In Chocky a young seven year old boy named Matthew tells his adoptive parents that he has an imaginary friend named Chocky. At first Matthew's father worries that he is a little too old for a make-believe playmate, but Chocky and Matthew soon give Matthew's father and mother something bigger to worry about. Chocky seems to dominate Matthew's attention. The boy gets into yelling matches with Chocky over silly issues, such as the social benefits of internal combustion engines, and the utility of having two sexes. Matthew also falters in school because of Chocky. His teachers became concerned that someone was teaching Matthew alternative methods for mathematics and science, as he was asking odd questions and coming up with theories that were years beyond the normal child's grasp. The story got a little bit creepy when the boy spoke with his father about Chocky, and told him that Chocky could take over Matthew's body and do things, such as paint or write. Matthew's father became concerned about his son's psychological health, and sent him to a series of psychologists. One of them advised him that there may very well be two different individuals in Matthew's head. The other agreed that there was something to the boy's story, and arranged for the boy to be kidnapped for a week or so while government agents wrung every bit of information that they could from him.
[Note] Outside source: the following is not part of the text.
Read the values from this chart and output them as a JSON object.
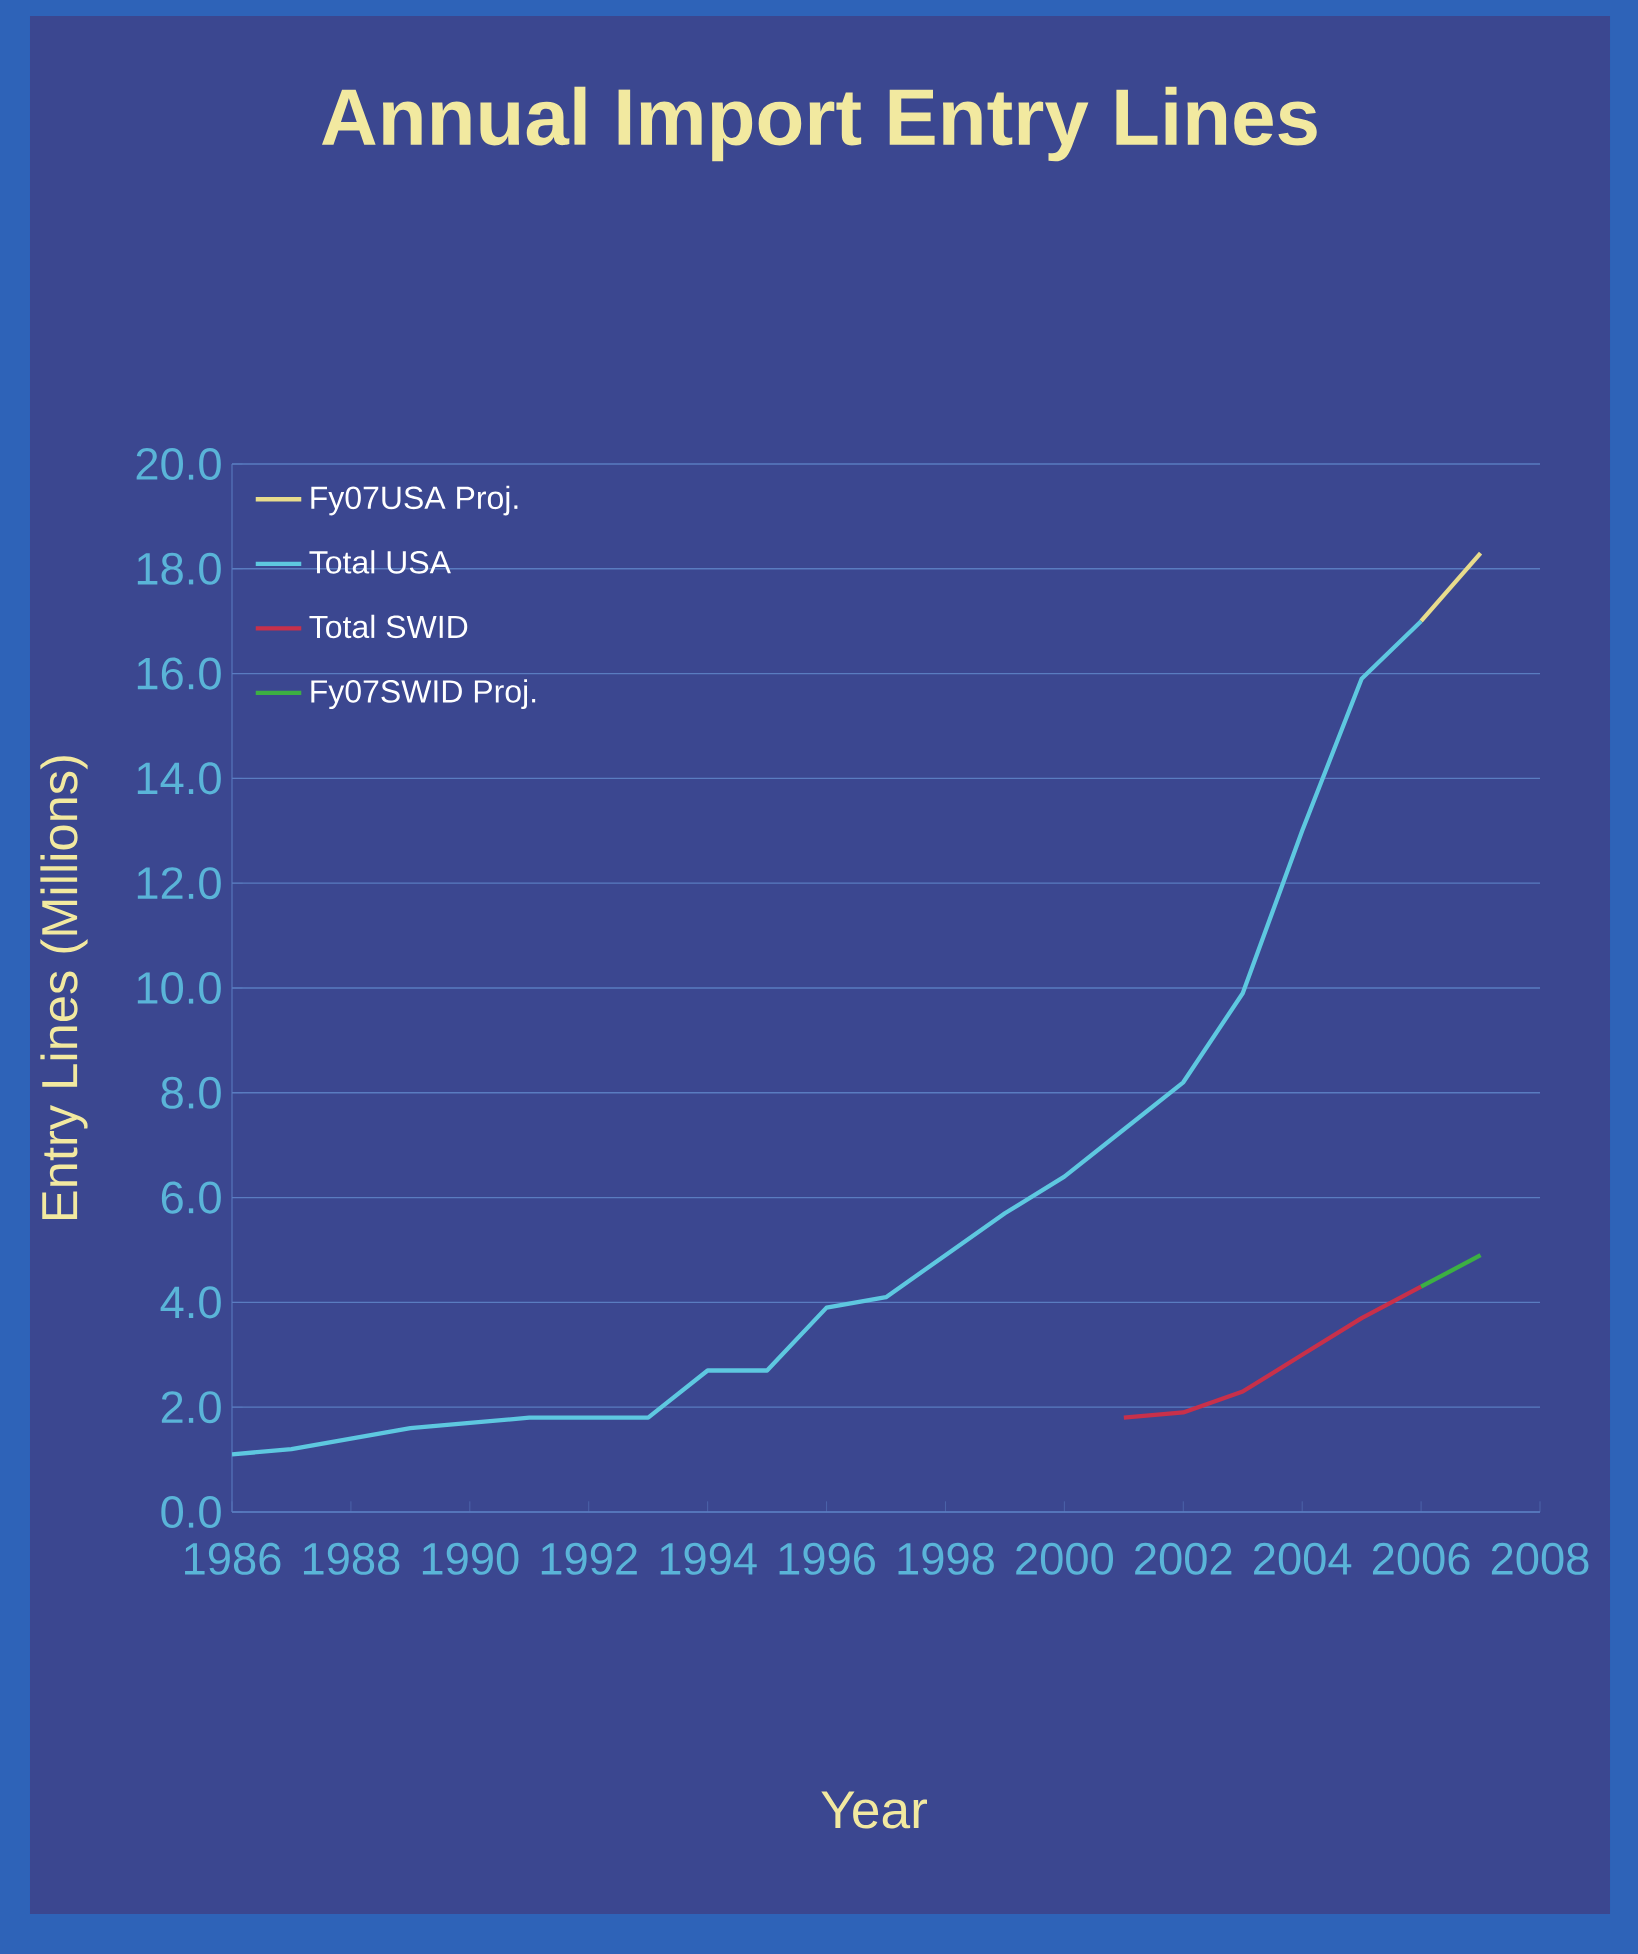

Chocky was not as strong as I was expecting it to be. Wyndham's style is certainly not off at all. This book is every bit as "cozy" as all his other books from the mid-century forward. But the social commentary left a little to be desired. Chocky is an alien visitor; a teacher. She has altruistic motives in communicating with Matthew, but they are not revealed until the very last few pages of the book, and then all in a rush with very little build up at all. I found the story itself to be just fine, but I was asking myself "so what" through the entire book. The end was quite ham-handed, and was a club over the head. This is uncharacteristic for Wyndham, who typically likes to tap one on the shoulder, even in his classic alien invasion piece, Day of the Trifids. Wyndham also does manage to take on superstition and the unreasonable fear of the unknown:

Why do people always believe in evil spirits instead of good ones?

The value of experience in teaching the young:

If a teacher does not teach his students to overtake him, there can be no advance.

And the foolish approach that our species has towards energy use and development:

Your fuels, your capital, should certainly be used. Frozen power does no good to anyone. But used, not wasted. They should be invested, to produce greater power.

Mostly, however, it is a story about a really cool, neat and well adjusted kid, and his father who loves him very much. If you want an SF story, get this one only if you have not read all of Wyndham's works and want to. If you are looking for something that makes you feel warm and is full of heart, get this one next.